Sunday, June 21, 2026

Planning Key: Plan to Live Longer Than You Expect to Live

Prudent retirement planning requires using a planning horizon longer than your life expectancy. In prior posts we have recommend using the Actuarial Longevity Illustrator and the three-step process outlined in our Advisor Perspectives article to select your household lifetime planning period(s). In this post, we will once again discuss the importance, in planning and retirement decision-making, of focusing on how long you plan to live, not on how long you expect to live. 

Retirement financial planning involves comparing household assets with household spending liabilities. We encourage calculating your Funded Status annually, defined as the present value of household assets divided by the present value of household spending liabilities.

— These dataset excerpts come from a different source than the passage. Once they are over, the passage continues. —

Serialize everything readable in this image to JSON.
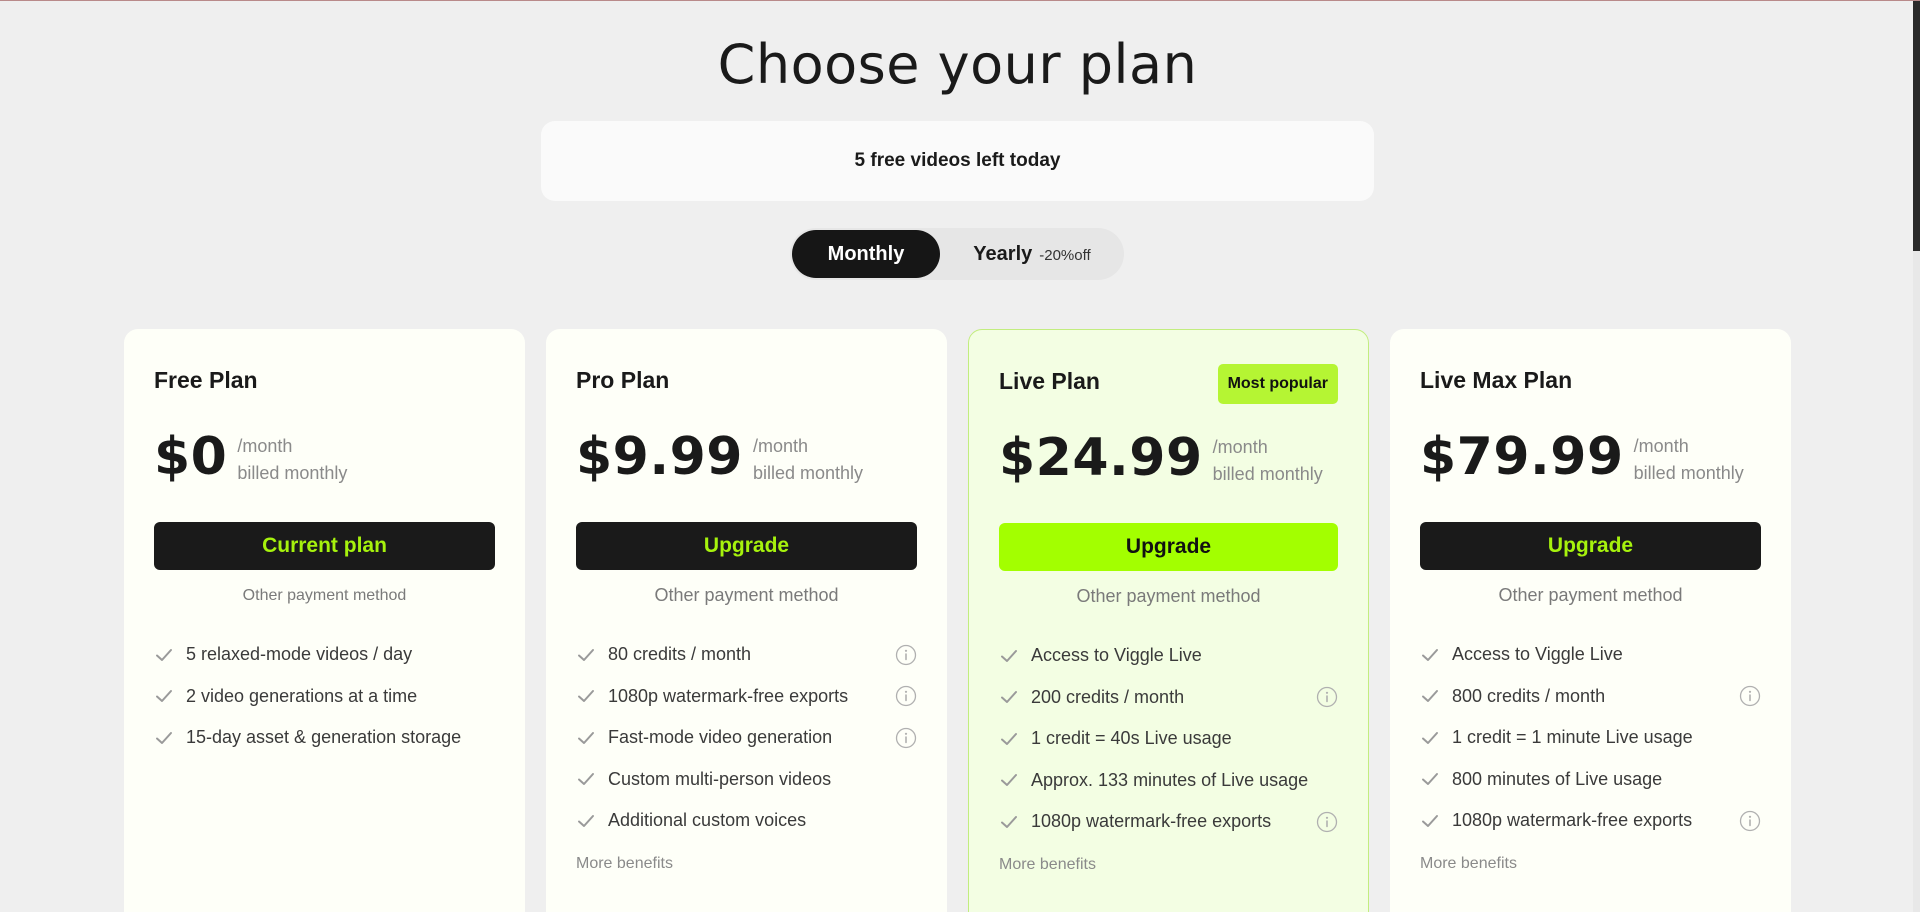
{
  "page": {
    "title": "Choose your plan"
  },
  "quota": {
    "text": "5 free videos left today"
  },
  "billing_toggle": {
    "monthly": "Monthly",
    "yearly": "Yearly",
    "yearly_discount": "-20%off",
    "selected": "Monthly"
  },
  "colors": {
    "accent": "#a3ff00",
    "accent_text": "#a6f20d",
    "badge": "#b5f533",
    "dark": "#1a1a1a"
  },
  "plans": [
    {
      "name": "Free Plan",
      "price": "$0",
      "period": "/month",
      "billing": "billed monthly",
      "button": "Current plan",
      "other_payment": "Other payment method",
      "features": [
        {
          "text": "5 relaxed-mode videos / day",
          "info": false
        },
        {
          "text": "2 video generations at a time",
          "info": false
        },
        {
          "text": "15-day asset & generation storage",
          "info": false
        }
      ]
    },
    {
      "name": "Pro Plan",
      "price": "$9.99",
      "period": "/month",
      "billing": "billed monthly",
      "button": "Upgrade",
      "other_payment": "Other payment method",
      "more": "More benefits",
      "features": [
        {
          "text": "80 credits / month",
          "info": true
        },
        {
          "text": "1080p watermark-free exports",
          "info": true
        },
        {
          "text": "Fast-mode video generation",
          "info": true
        },
        {
          "text": "Custom multi-person videos",
          "info": false
        },
        {
          "text": "Additional custom voices",
          "info": false
        }
      ]
    },
    {
      "name": "Live Plan",
      "badge": "Most popular",
      "price": "$24.99",
      "period": "/month",
      "billing": "billed monthly",
      "button": "Upgrade",
      "other_payment": "Other payment method",
      "more": "More benefits",
      "features": [
        {
          "text": "Access to Viggle Live",
          "info": false
        },
        {
          "text": "200 credits / month",
          "info": true
        },
        {
          "text": "1 credit = 40s Live usage",
          "info": false
        },
        {
          "text": "Approx. 133 minutes of Live usage",
          "info": false
        },
        {
          "text": "1080p watermark-free exports",
          "info": true
        }
      ]
    },
    {
      "name": "Live Max Plan",
      "price": "$79.99",
      "period": "/month",
      "billing": "billed monthly",
      "button": "Upgrade",
      "other_payment": "Other payment method",
      "more": "More benefits",
      "features": [
        {
          "text": "Access to Viggle Live",
          "info": false
        },
        {
          "text": "800 credits / month",
          "info": true
        },
        {
          "text": "1 credit = 1 minute Live usage",
          "info": false
        },
        {
          "text": "800 minutes of Live usage",
          "info": false
        },
        {
          "text": "1080p watermark-free exports",
          "info": true
        }
      ]
    }
  ]
}
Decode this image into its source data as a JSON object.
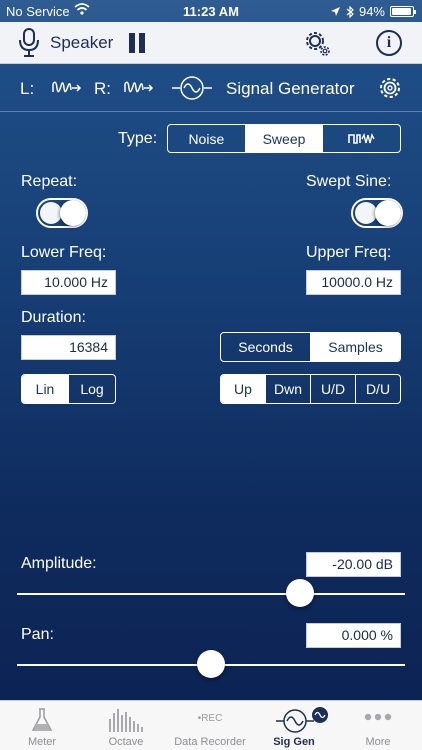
{
  "status": {
    "carrier": "No Service",
    "time": "11:23 AM",
    "battery": "94%",
    "battery_level": 0.94
  },
  "toolbar": {
    "title": "Speaker"
  },
  "generator": {
    "left_label": "L:",
    "right_label": "R:",
    "title": "Signal Generator"
  },
  "type": {
    "label": "Type:",
    "options": [
      "Noise",
      "Sweep"
    ],
    "selected": "Sweep"
  },
  "repeat": {
    "label": "Repeat:",
    "on": true
  },
  "swept_sine": {
    "label": "Swept Sine:",
    "on": true
  },
  "lower_freq": {
    "label": "Lower Freq:",
    "value": "10.000 Hz"
  },
  "upper_freq": {
    "label": "Upper Freq:",
    "value": "10000.0 Hz"
  },
  "duration": {
    "label": "Duration:",
    "value": "16384",
    "units": [
      "Seconds",
      "Samples"
    ],
    "selected_unit": "Samples"
  },
  "scale": {
    "options": [
      "Lin",
      "Log"
    ],
    "selected": "Lin"
  },
  "direction": {
    "options": [
      "Up",
      "Dwn",
      "U/D",
      "D/U"
    ],
    "selected": "Up"
  },
  "amplitude": {
    "label": "Amplitude:",
    "value": "-20.00 dB",
    "slider_fraction": 0.73
  },
  "pan": {
    "label": "Pan:",
    "value": "0.000 %",
    "slider_fraction": 0.5
  },
  "tabs": [
    {
      "label": "Meter",
      "icon": "flask-icon"
    },
    {
      "label": "Octave",
      "icon": "bars-icon"
    },
    {
      "label": "Data Recorder",
      "icon": "rec-icon",
      "rec_text": "•REC"
    },
    {
      "label": "Sig Gen",
      "icon": "sine-wave-icon",
      "active": true
    },
    {
      "label": "More",
      "icon": "more-dots-icon"
    }
  ],
  "colors": {
    "accent": "#1d2f55",
    "panel_top": "#1f4d86",
    "panel_bottom": "#0c2454"
  }
}
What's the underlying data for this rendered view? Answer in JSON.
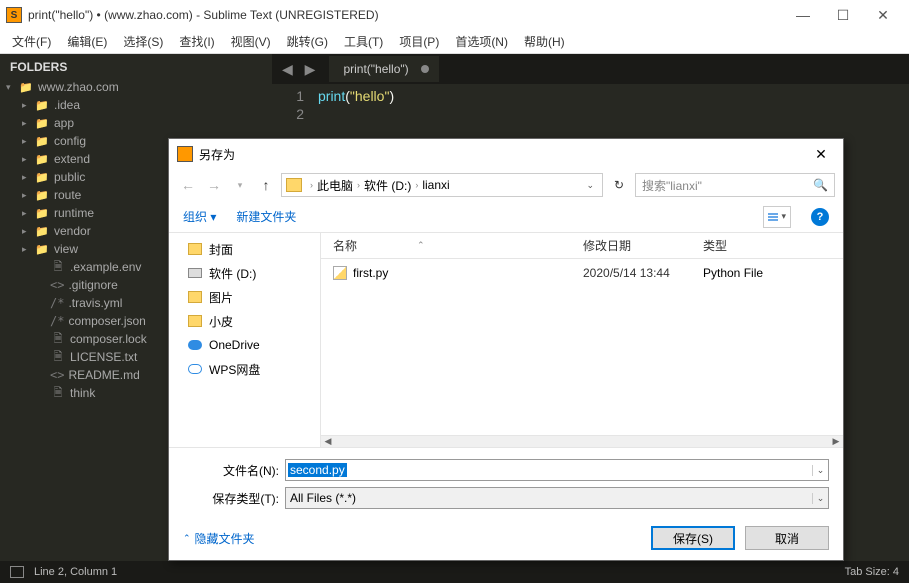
{
  "titlebar": {
    "title": "print(\"hello\") • (www.zhao.com) - Sublime Text (UNREGISTERED)"
  },
  "menubar": [
    "文件(F)",
    "编辑(E)",
    "选择(S)",
    "查找(I)",
    "视图(V)",
    "跳转(G)",
    "工具(T)",
    "项目(P)",
    "首选项(N)",
    "帮助(H)"
  ],
  "sidebar": {
    "header": "FOLDERS",
    "root": "www.zhao.com",
    "folders": [
      ".idea",
      "app",
      "config",
      "extend",
      "public",
      "route",
      "runtime",
      "vendor",
      "view"
    ],
    "files": [
      {
        "pre": "",
        "name": ".example.env"
      },
      {
        "pre": "<>",
        "name": ".gitignore"
      },
      {
        "pre": "/*",
        "name": ".travis.yml"
      },
      {
        "pre": "/*",
        "name": "composer.json"
      },
      {
        "pre": "",
        "name": "composer.lock"
      },
      {
        "pre": "",
        "name": "LICENSE.txt"
      },
      {
        "pre": "<>",
        "name": "README.md"
      },
      {
        "pre": "",
        "name": "think"
      }
    ]
  },
  "editor": {
    "tab": "print(\"hello\")",
    "lines": [
      "1",
      "2"
    ],
    "code": {
      "fn": "print",
      "paren_o": "(",
      "str": "\"hello\"",
      "paren_c": ")"
    }
  },
  "statusbar": {
    "left": "Line 2, Column 1",
    "right": "Tab Size: 4"
  },
  "dialog": {
    "title": "另存为",
    "path": [
      "此电脑",
      "软件 (D:)",
      "lianxi"
    ],
    "search_placeholder": "搜索\"lianxi\"",
    "toolbar": {
      "org": "组织 ▾",
      "newf": "新建文件夹"
    },
    "columns": {
      "name": "名称",
      "date": "修改日期",
      "type": "类型"
    },
    "places": [
      {
        "icon": "fold-y",
        "label": "封面"
      },
      {
        "icon": "drive",
        "label": "软件 (D:)"
      },
      {
        "icon": "fold-y",
        "label": "图片"
      },
      {
        "icon": "fold-y",
        "label": "小皮"
      },
      {
        "icon": "cloud",
        "label": "OneDrive"
      },
      {
        "icon": "cloud-o",
        "label": "WPS网盘"
      }
    ],
    "file": {
      "name": "first.py",
      "date": "2020/5/14 13:44",
      "type": "Python File"
    },
    "fields": {
      "fname_label": "文件名(N):",
      "fname_value": "second.py",
      "ftype_label": "保存类型(T):",
      "ftype_value": "All Files (*.*)"
    },
    "footer": {
      "hide": "隐藏文件夹",
      "save": "保存(S)",
      "cancel": "取消"
    }
  }
}
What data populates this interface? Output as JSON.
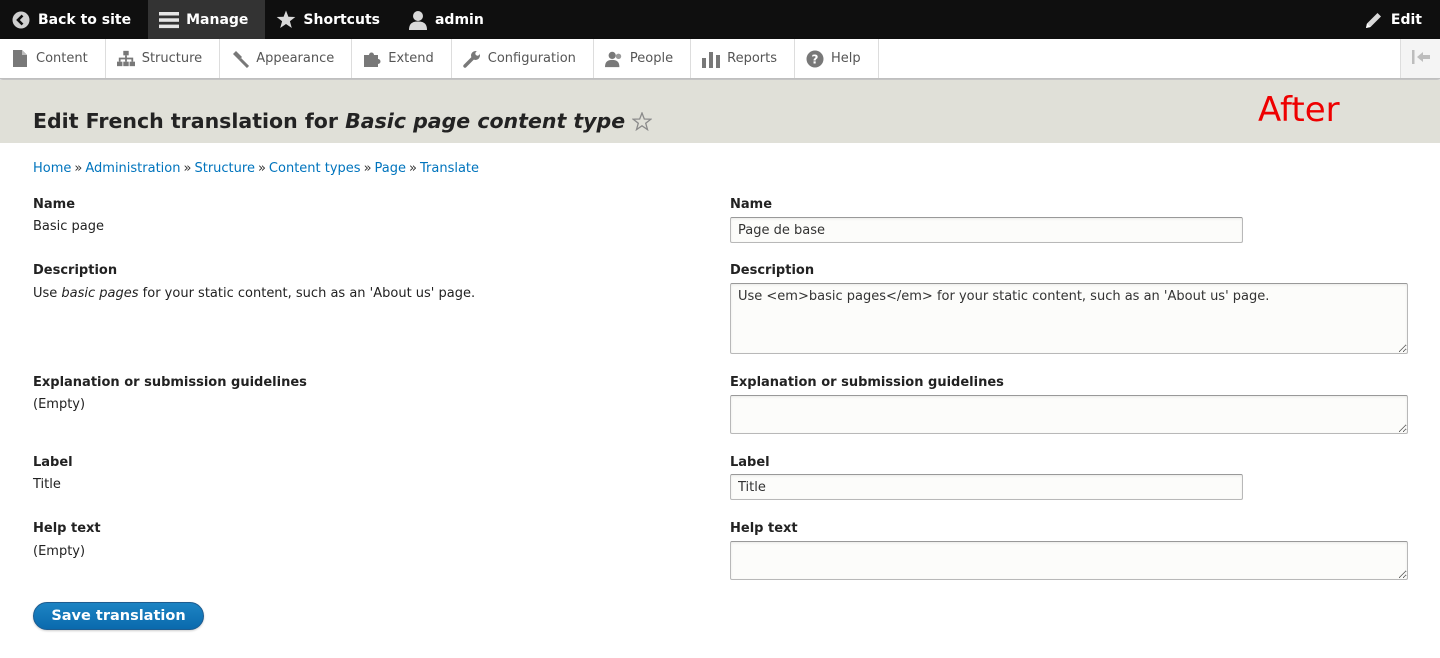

If you plan to live longer than your life expectancy for purpose of determining your household spending liabilities (and as noted above, you should) and your health is not poor, you should consider allocating part of your retirement portfolio to assets that reward longevity—such as pensions, delaying Social Security, or purchasing life annuities. These assets typically increase your Funded Status because they raise the present value of your assets relative to your spending liabilities through mortality credits and longevity protection.

We frequently see “break‑even” analyses for Social Security deferral or other lifetime income products. These analyses generally ignore the liability side of the equation and the need to plan for a longer‑than‑expected lifetime.  As noted above, evaluating retirement assets should be based on how long you plan to live, not how long you expect to live.